Imatinib Pharmacokinetics (PK) and its Correlation with Clinical Response in Patients with Unresectable/Metastatic Gastrointestinal Stromal Tumor (GIST)

(2) PURPOSE: In the randomized Phase II study (B2222), 147 pts with unresectable/metastatic GIST were randomized 1:1 to receive imatinib (IM) at 400 vs 600 mg daily. Fifty-two (52%) percent of patients are alive for >5 years, regardless of initial dose level. We report the pharmacokinetics (PK) of imatinib (IM) and the relationship between IM levels and clinical response.

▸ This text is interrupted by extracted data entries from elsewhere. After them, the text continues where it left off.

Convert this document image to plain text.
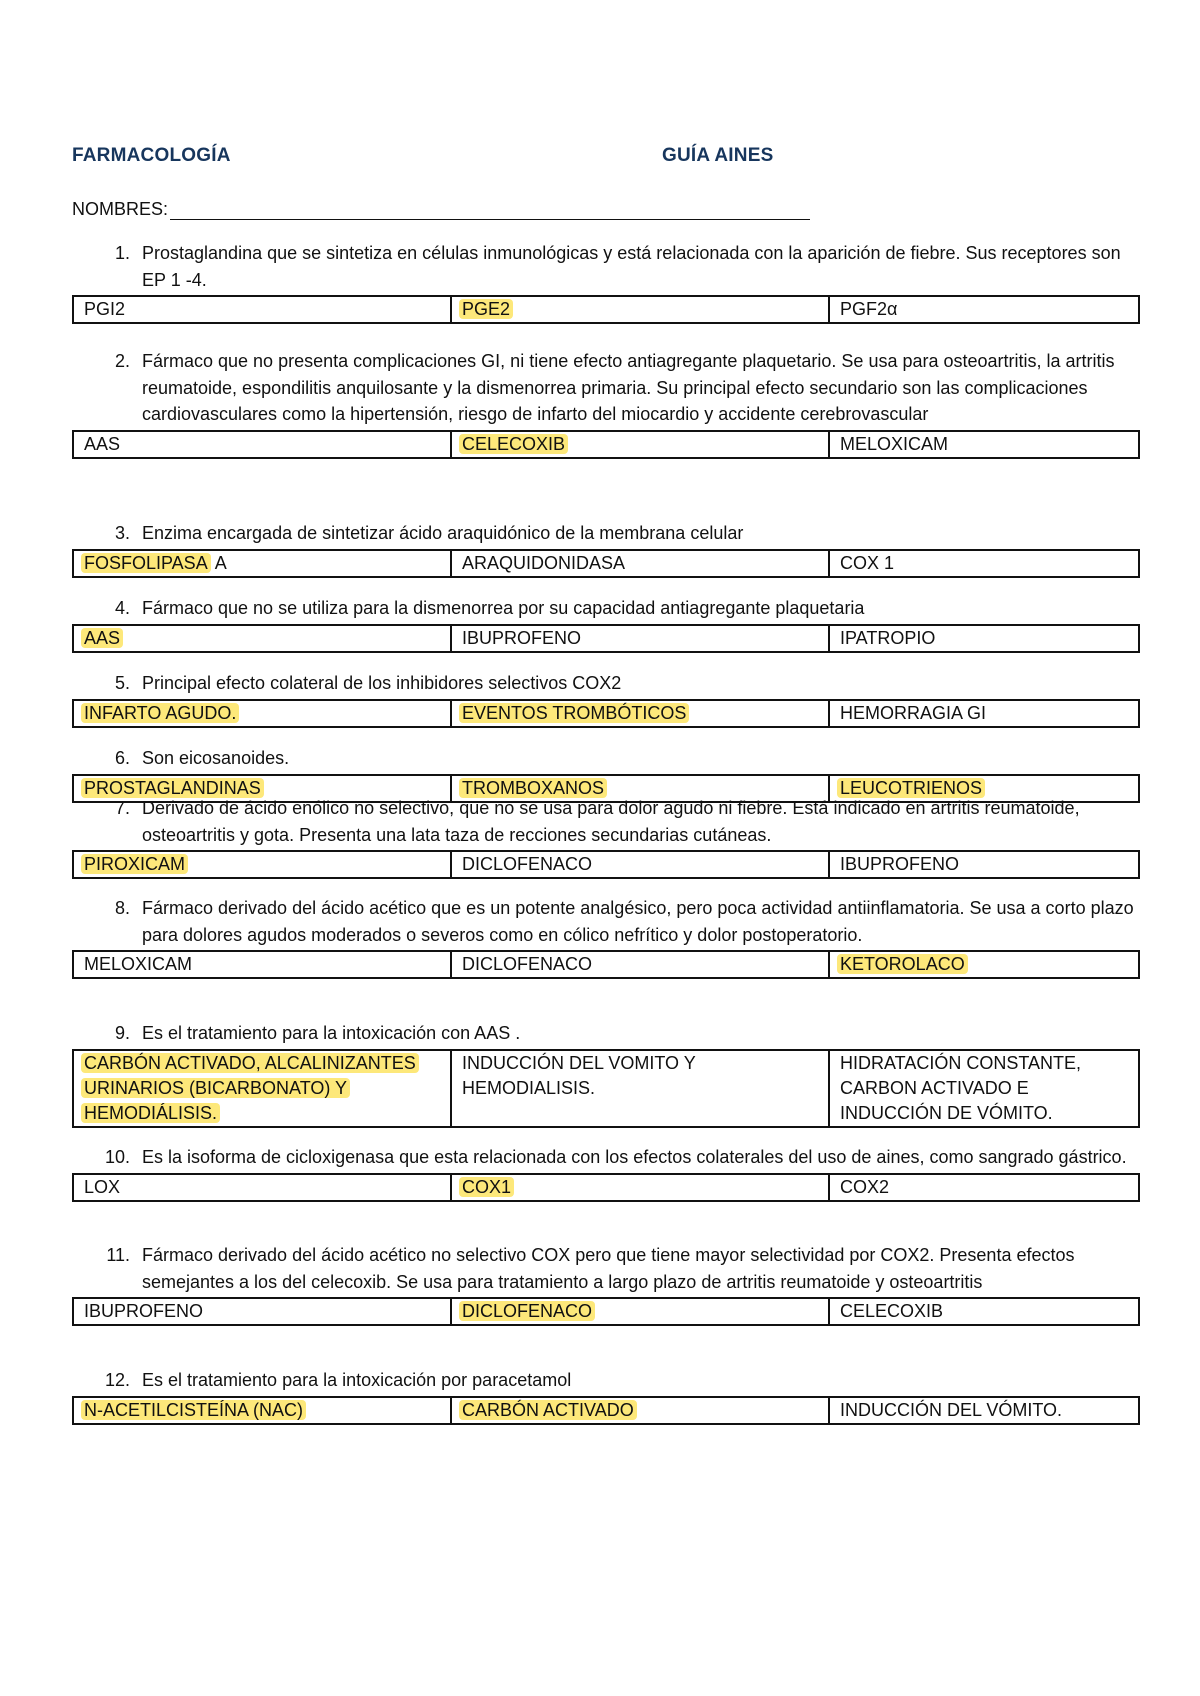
FARMACOLOGÍA	GUÍA AINES
NOMBRES:
1. Prostaglandina que se sintetiza en células inmunológicas y está relacionada con la aparición de fiebre. Sus receptores son EP 1 -4.
PGI2	PGE2	PGF2α
2. Fármaco que no presenta complicaciones GI, ni tiene efecto antiagregante plaquetario. Se usa para osteoartritis, la artritis reumatoide, espondilitis anquilosante y la dismenorrea primaria. Su principal efecto secundario son las complicaciones cardiovasculares como la hipertensión, riesgo de infarto del miocardio y accidente cerebrovascular
AAS	CELECOXIB	MELOXICAM
3. Enzima encargada de sintetizar ácido araquidónico de la membrana celular
FOSFOLIPASA A	ARAQUIDONIDASA	COX 1
4. Fármaco que no se utiliza para la dismenorrea por su capacidad antiagregante plaquetaria
AAS	IBUPROFENO	IPATROPIO
5. Principal efecto colateral de los inhibidores selectivos COX2
INFARTO AGUDO.	EVENTOS TROMBÓTICOS	HEMORRAGIA GI
6. Son eicosanoides.
PROSTAGLANDINAS	TROMBOXANOS	LEUCOTRIENOS
7. Derivado de ácido enólico no selectivo, que no se usa para dolor agudo ni fiebre. Está indicado en artritis reumatoide, osteoartritis y gota. Presenta una lata taza de recciones secundarias cutáneas.
PIROXICAM	DICLOFENACO	IBUPROFENO
8. Fármaco derivado del ácido acético que es un potente analgésico, pero poca actividad antiinflamatoria. Se usa a corto plazo para dolores agudos moderados o severos como en cólico nefrítico y dolor postoperatorio.
MELOXICAM	DICLOFENACO	KETOROLACO
9. Es el tratamiento para la intoxicación con AAS .
CARBÓN ACTIVADO, ALCALINIZANTES URINARIOS (BICARBONATO) Y HEMODIÁLISIS.	INDUCCIÓN DEL VOMITO Y HEMODIALISIS.	HIDRATACIÓN CONSTANTE, CARBON ACTIVADO E INDUCCIÓN DE VÓMITO.
10. Es la isoforma de cicloxigenasa que esta relacionada con los efectos colaterales del uso de aines, como sangrado gástrico.
LOX	COX1	COX2
11. Fármaco derivado del ácido acético no selectivo COX pero que tiene mayor selectividad por COX2. Presenta efectos semejantes a los del celecoxib. Se usa para tratamiento a largo plazo de artritis reumatoide y osteoartritis
IBUPROFENO	DICLOFENACO	CELECOXIB
12. Es el tratamiento para la intoxicación por paracetamol
N-ACETILCISTEÍNA (NAC)	CARBÓN ACTIVADO	INDUCCIÓN DEL VÓMITO.
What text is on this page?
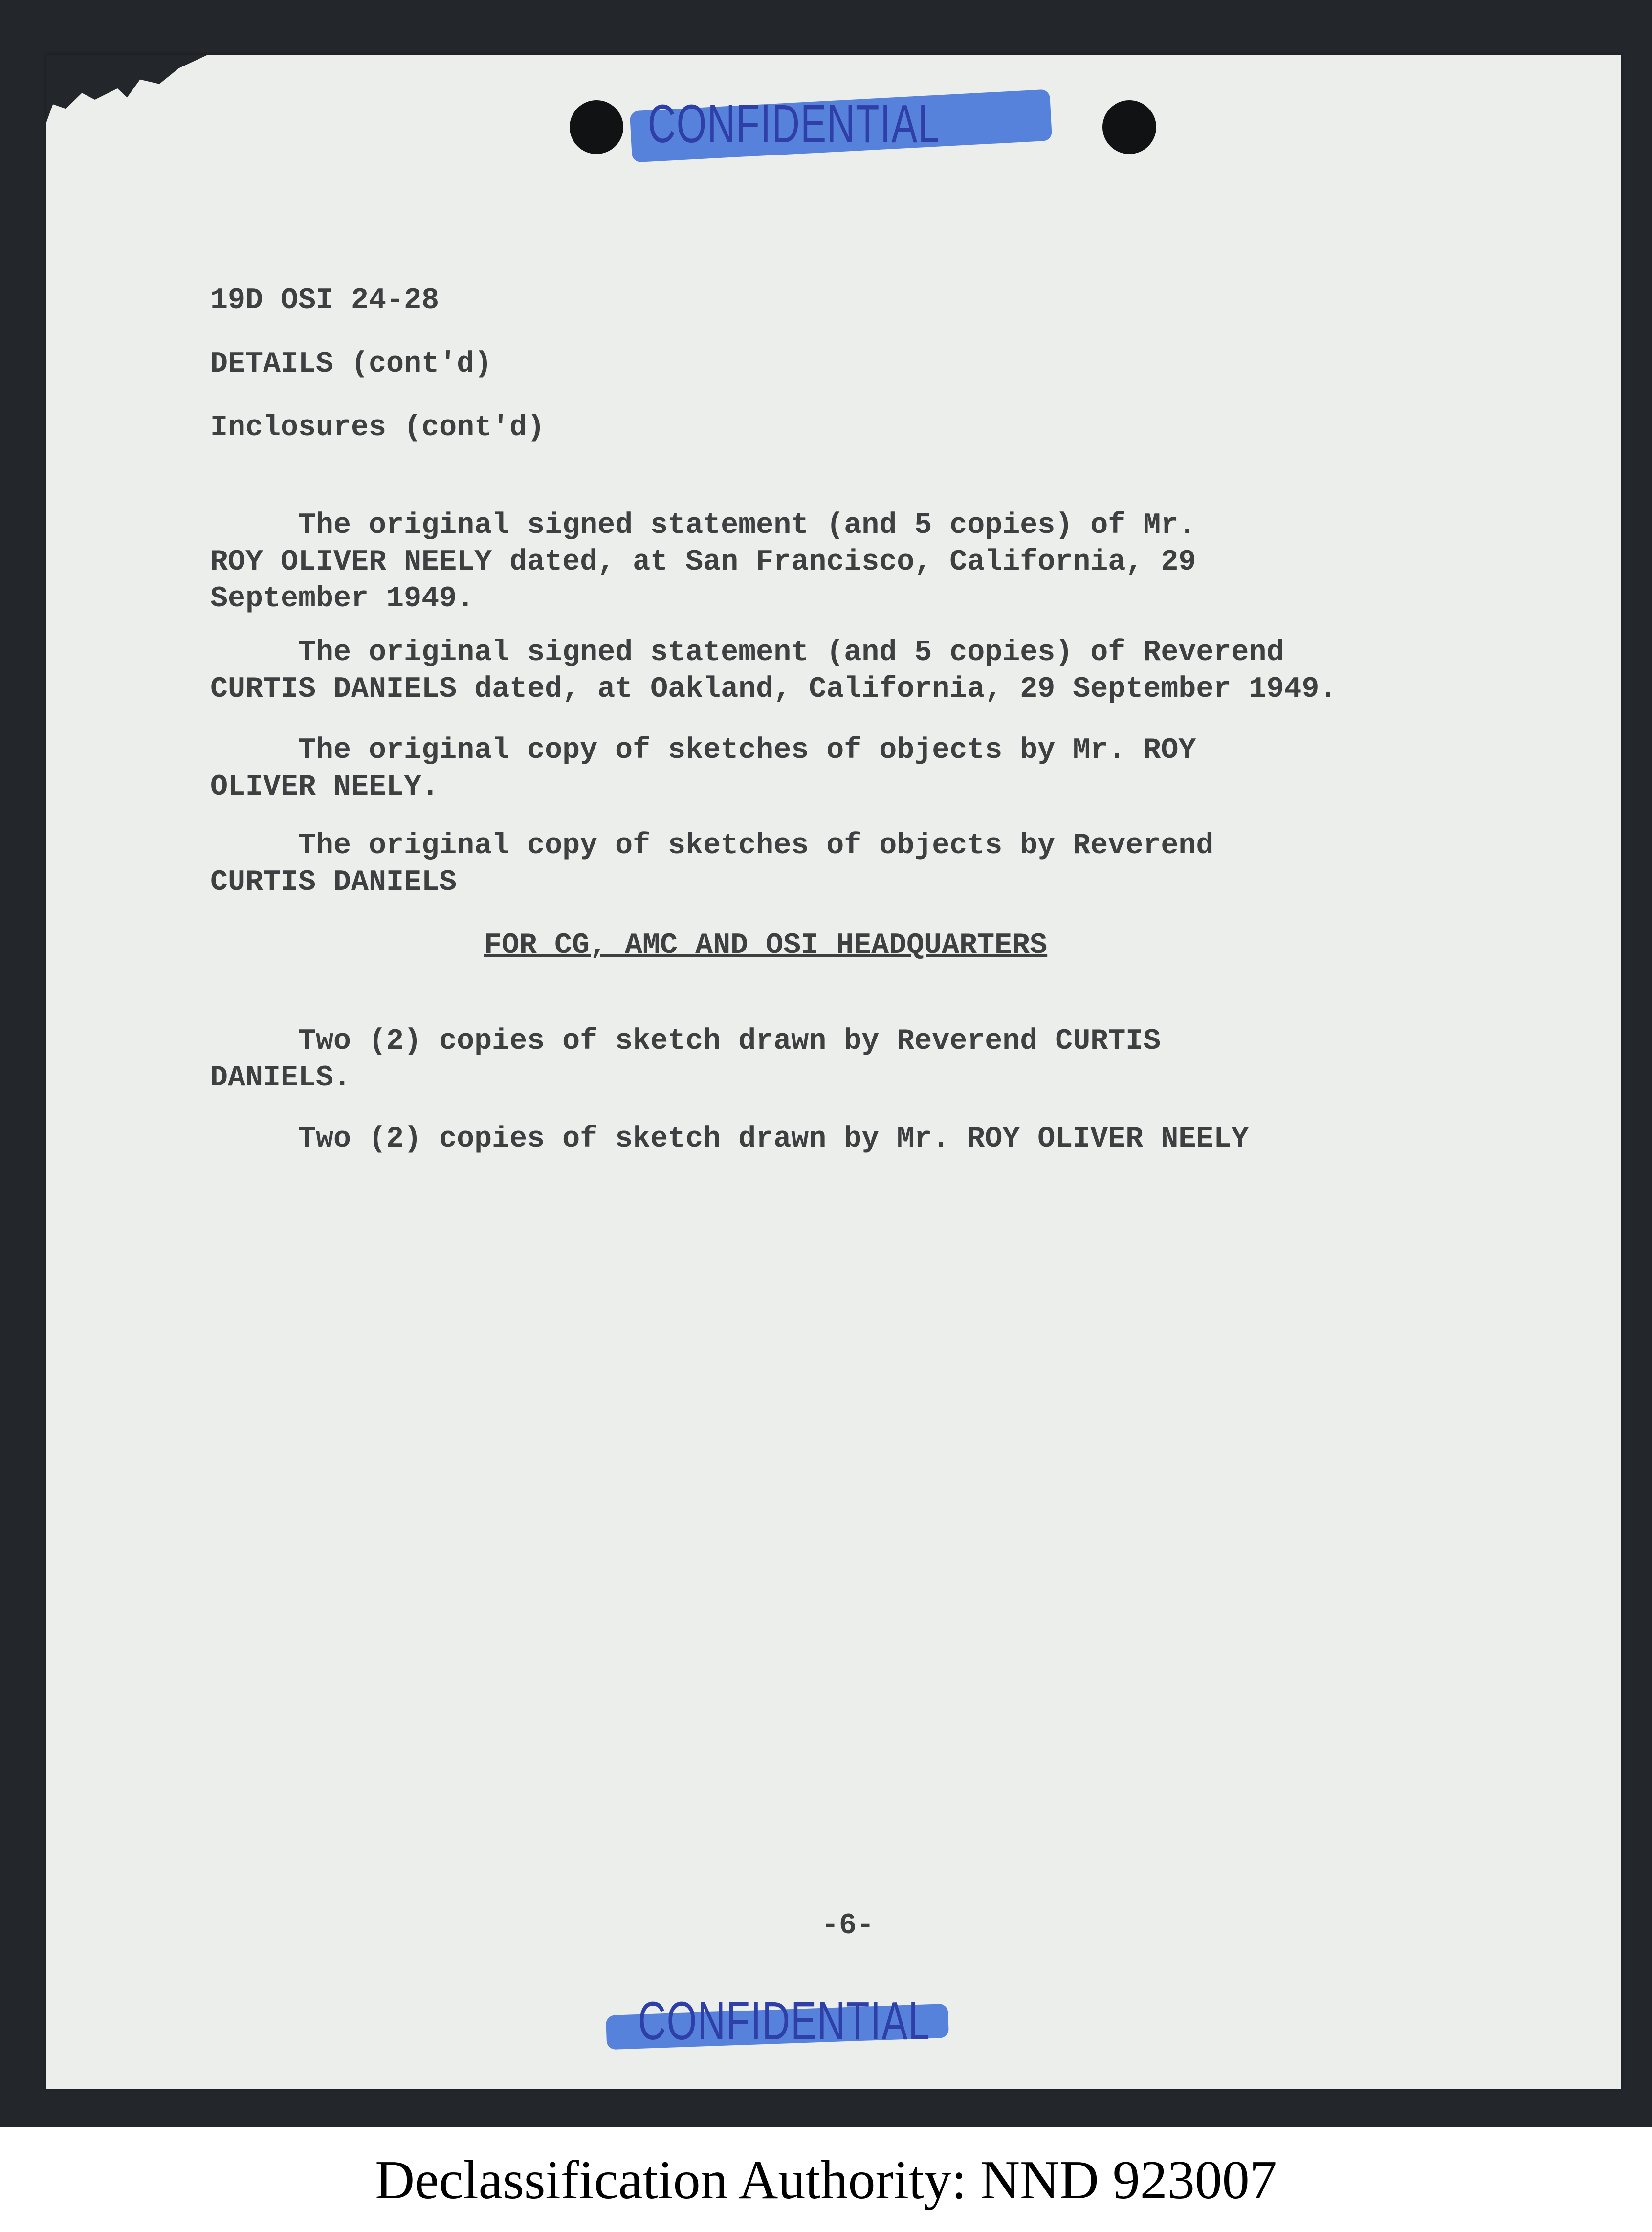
CONFIDENTIAL
19D OSI 24-28
DETAILS (cont'd)
Inclosures (cont'd)
The original signed statement (and 5 copies) of Mr.
ROY OLIVER NEELY dated, at San Francisco, California, 29
September 1949.
The original signed statement (and 5 copies) of Reverend
CURTIS DANIELS dated, at Oakland, California, 29 September 1949.
The original copy of sketches of objects by Mr. ROY
OLIVER NEELY.
The original copy of sketches of objects by Reverend
CURTIS DANIELS
FOR CG, AMC AND OSI HEADQUARTERS
Two (2) copies of sketch drawn by Reverend CURTIS
DANIELS.
Two (2) copies of sketch drawn by Mr. ROY OLIVER NEELY
-6-
CONFIDENTIAL
Declassification Authority: NND 923007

(3) METHODS: The IM plasma levels were analyzed in a subset of patients (n=73) for whom PK data on day 1 and at steady state (Day 29) was available (n=34 and 39 for 400 and 600 mg/day, respectively). The effect of patients demographics and blood chemistry parameters on IM PK was evaluated using a population PK approach. A relationship between IM plasma exposure and clinical outcome was explored by grouping patients into quartiles according to IM trough levels (Cmin). The clinical outcome parameters evaluated include overall objective responses (OOR=CR+PR+SD), time to progression (TTP), and KIT mutations.

(4) RESULTS: Population PK analysis showed that patients age, gender, and BW had little effect on imatinib clearance, whereas plasma albumin and WBC counts at baseline were identified as significant covariates. Patients with a higher albumin level or lower WBC counts at baseline appeared to have a higher clearance for IM. Clinical outcomes appeared to be correlated with IM trough exposure. OOR was achieved by 12 of 18 (67%) patients in Q1 (Cmin<1110 ng/mL) compared with 29 of 36 (81%) and 16 of 19 (84%) in Q2-Q3 (1110-<2040 ng/mL), and Q4 (2040 ng/mL), respectively (p=0.177 for Q1 vs Q2-Q4). The median TTP was 11.3 months for patients in Q1 and over 30 months for Q2-Q4 (p=0.0029). In patients with Exon 11 KIT mutations (n=39), the OOR was 67% for Q1 vs 100% for Q2-Q4 (p=0.009). Exon 9 KIT mutation was found in only 12 patients with Cmin data, limiting the power of any correlative analyses in this subset. The IM plasma AUC, peak concentration, and Cmin were highly correlated, with IM Cmin having the best correlation with response.

(5) CONCLUSION: IM demonstrated good oral absorption, but large inter-patient variability in IM exposure. Patients with the lowest IM trough levels (<1100 ng/mL) show lowest OOR rate and shortest TTP.